Still, in a new test of the patience of the judge who has called the case “absoluely shocking” and an “outrage,” the Obama Administration is attempting to gain time to prepare a possible war crimes case against the prisoner, Mohammed Jawad.  The detainee, government lawyers are now arguing, should not be ordered released immediately.

Insisting that it has come up with new evidence that Jawad, as a teenager in Afghanistan, threw a hand grenade that injured two U.S. servicemen, the Administration said in a court filing on Friday that it is expediting a probe that could lead to prosecution in either civilian or military courts.

The document was filed with U.S. District Judge Ellen Segan Huvelle, who is reviewing Jawad’s habeas challenge to his continued confinement. Jawad is an Afghan who was captured in late 2002 and has been held captive since.  The document said the government was no longer contesting Jawad’s plea for habeas relief.

On July 16, in a tense 31-minute hearing in her courtroom, Judge Huvelle warned government lawyers that their case for continued detention of Jawad “is riddled with holes.”  She also said sternly that she would not tolerate any delay so that government lawyers “can come up with some other alternative to going forward with the habeas and pull this rug from under the Court at the last minute.”  (The full transcript of the hearing is now available at this link.)

After that hearing was over, the judge — with no objection from the government — blocked the government from using any statements obtained from Jawad himself during his captivity, finding that all of them were “the product of torture.”

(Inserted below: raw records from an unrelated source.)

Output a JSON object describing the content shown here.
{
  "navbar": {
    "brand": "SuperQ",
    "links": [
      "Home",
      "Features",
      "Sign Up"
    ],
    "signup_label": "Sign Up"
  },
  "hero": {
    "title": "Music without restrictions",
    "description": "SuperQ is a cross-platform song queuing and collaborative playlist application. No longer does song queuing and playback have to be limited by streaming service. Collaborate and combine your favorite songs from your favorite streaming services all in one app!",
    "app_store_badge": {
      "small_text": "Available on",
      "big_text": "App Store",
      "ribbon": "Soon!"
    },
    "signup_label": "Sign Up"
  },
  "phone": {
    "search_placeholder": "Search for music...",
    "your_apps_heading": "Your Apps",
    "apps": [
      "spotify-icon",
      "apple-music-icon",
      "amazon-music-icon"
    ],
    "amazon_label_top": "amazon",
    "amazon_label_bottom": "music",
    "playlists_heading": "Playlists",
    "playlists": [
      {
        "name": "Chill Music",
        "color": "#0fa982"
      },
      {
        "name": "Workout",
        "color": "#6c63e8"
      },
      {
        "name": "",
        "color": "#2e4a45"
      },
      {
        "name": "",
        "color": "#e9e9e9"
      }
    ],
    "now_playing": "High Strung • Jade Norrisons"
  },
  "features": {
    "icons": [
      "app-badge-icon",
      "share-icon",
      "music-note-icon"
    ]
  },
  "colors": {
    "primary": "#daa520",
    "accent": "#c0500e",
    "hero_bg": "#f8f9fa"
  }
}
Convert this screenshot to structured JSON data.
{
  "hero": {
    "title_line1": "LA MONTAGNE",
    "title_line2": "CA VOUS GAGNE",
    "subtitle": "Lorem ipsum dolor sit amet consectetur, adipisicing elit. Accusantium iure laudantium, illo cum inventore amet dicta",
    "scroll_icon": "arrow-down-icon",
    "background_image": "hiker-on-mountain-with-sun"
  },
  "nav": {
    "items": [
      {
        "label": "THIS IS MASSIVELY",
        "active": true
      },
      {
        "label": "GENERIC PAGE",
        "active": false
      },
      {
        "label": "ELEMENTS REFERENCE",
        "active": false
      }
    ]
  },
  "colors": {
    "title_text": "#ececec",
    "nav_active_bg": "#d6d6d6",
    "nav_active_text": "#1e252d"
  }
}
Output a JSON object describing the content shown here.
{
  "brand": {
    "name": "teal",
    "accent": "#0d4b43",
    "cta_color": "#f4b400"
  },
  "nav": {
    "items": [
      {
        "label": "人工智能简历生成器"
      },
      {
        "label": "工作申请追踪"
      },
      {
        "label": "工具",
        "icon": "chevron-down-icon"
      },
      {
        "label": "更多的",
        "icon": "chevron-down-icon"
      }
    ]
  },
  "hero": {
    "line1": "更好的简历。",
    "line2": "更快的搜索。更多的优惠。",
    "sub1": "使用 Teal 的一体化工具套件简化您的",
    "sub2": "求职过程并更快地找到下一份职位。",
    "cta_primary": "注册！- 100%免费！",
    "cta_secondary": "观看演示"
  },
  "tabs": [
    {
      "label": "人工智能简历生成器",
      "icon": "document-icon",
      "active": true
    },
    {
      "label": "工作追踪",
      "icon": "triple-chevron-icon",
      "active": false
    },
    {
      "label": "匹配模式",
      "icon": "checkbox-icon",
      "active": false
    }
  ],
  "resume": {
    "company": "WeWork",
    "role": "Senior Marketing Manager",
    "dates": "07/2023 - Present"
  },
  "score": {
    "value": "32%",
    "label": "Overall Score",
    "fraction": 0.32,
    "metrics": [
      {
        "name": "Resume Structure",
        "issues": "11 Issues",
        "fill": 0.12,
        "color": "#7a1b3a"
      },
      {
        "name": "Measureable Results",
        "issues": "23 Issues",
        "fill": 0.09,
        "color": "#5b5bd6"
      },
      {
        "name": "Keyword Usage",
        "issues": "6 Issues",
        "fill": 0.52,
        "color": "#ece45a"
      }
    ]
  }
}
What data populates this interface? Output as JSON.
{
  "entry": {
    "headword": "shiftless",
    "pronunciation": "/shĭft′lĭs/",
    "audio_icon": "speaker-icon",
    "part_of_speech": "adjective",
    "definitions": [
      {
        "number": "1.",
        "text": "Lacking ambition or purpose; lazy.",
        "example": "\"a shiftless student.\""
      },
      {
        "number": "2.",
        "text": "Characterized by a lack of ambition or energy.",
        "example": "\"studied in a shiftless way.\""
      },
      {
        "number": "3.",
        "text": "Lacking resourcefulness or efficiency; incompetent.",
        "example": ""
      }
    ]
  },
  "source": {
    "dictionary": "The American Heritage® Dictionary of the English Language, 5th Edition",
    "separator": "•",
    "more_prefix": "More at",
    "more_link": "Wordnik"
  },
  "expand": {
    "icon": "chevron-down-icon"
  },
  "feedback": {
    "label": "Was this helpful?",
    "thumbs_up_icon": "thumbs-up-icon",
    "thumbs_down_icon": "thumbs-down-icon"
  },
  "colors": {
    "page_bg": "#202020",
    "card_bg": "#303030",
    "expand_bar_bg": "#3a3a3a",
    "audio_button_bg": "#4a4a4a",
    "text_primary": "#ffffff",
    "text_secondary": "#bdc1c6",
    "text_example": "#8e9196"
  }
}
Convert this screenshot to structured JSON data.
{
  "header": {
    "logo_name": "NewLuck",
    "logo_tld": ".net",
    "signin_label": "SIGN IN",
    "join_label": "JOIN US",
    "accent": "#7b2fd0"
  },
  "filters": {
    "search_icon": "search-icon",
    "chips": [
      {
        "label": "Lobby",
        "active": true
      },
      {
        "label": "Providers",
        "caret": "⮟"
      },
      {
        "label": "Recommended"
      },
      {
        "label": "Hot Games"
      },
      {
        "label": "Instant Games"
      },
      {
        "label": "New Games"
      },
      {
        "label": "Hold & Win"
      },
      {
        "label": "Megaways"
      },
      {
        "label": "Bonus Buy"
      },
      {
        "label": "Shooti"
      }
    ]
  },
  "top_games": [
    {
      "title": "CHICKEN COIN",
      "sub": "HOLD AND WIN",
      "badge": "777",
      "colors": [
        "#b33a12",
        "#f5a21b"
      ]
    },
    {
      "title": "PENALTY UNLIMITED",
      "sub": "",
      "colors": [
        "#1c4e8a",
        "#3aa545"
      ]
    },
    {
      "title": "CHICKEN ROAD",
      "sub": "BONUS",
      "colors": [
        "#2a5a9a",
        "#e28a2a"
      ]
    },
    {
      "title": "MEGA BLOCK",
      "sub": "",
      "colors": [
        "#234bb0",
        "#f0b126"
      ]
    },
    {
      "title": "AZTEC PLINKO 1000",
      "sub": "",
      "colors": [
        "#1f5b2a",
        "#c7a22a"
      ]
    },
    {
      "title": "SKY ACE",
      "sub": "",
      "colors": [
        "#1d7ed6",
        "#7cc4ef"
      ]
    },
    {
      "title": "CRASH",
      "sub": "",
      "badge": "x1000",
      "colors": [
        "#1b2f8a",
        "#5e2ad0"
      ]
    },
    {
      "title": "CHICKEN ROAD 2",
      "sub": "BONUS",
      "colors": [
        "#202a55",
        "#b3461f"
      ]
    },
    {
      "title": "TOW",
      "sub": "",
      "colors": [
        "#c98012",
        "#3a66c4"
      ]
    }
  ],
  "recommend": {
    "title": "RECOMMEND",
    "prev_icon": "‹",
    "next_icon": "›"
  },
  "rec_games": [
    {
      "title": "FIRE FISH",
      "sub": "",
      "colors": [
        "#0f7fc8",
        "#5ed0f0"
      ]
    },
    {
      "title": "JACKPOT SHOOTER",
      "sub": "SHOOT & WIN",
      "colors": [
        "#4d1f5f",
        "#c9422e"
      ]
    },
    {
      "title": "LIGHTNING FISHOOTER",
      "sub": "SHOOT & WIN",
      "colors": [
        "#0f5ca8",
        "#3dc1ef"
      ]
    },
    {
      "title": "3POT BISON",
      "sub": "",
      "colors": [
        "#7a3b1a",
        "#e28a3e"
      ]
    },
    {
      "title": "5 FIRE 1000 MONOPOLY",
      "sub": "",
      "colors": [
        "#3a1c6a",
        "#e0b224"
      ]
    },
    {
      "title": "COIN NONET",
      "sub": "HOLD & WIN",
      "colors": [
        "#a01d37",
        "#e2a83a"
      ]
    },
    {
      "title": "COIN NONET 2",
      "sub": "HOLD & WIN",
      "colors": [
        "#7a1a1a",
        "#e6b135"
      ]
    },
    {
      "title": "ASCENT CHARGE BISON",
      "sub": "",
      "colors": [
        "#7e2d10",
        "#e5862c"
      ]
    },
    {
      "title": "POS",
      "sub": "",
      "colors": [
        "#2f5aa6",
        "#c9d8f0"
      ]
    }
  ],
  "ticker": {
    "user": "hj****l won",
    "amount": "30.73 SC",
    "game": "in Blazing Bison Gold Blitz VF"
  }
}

She also ordered the government to come back in a week with word on how it expected to try to persuade her, without Jawad’s statements as evidence, that he should continue in confinement.  At the hearing, she had made clear her deep skepticism that the government still had a case for detention.

That order set off a series of behind-the-scenes maneuvering between the Justice and Defense Departments, apparently including discussions of how strong a case it could make even with new evidence that government lawyers had told Huvelle they now had.  The result was Friday’s filing, throwing in the towel on habeas, but pleading for more time to come up with an alternative.  (Simultaneously with the court document, the Justice Department issued a statement explaining its change of course.  That statement can be found here.)

At the July 16 hearing, government attorneys had pleaded with Judge Huvelle to give them a chance to consult with government officials to decide how to proceed with the habeas case.  They gave no hint then that the option they would choose would be to abandon opposition to habeas.  The judge told them she planned to go ahead with the habeas trial on Aug. 5, whether or not the government was fully ready by then.

It was apparent, on Friday, that government officials had concluded that they had little chance of heading off a ruling by the judge in Jawad’s favor, especially if they had to file their new evidence by Friday, and get ready for the trial early next month.

The filing thus focused primarily upon urging Judge Huvelle to craft any habeas relief order she issued to allow the government “a period of several weeks” to prepare for any possible transfer of Jawad out of Guantanamo to another country — including his homeland of Afghanistan, which has said it wants him returned there.

The federal lawyers also cautioned the judge to take account of Congress’ recent action in putting new restrictions on the Executive Branch’s authority to transfer prisoners out of Guantanamo.  Any habeas order the judge issued, the filing said, “should be fashioned in light” of those new restrictions.

Thus, the document concluded, the judge should not do as she had done in another detainee’s case in April, finding him eligible for release and ordering the government to take whatever action was necessary to achieve his release “forthwith.”

The restrictions Congress has imposed on transfers of detainees are binding on the Executive Branch, after President Obama signed them into law.  They are not binding on Judge Huvelle or other judges, who are exercising constitutional power under a Supreme Court mandate to hear challenges to detention, and fashion relief, including possible release.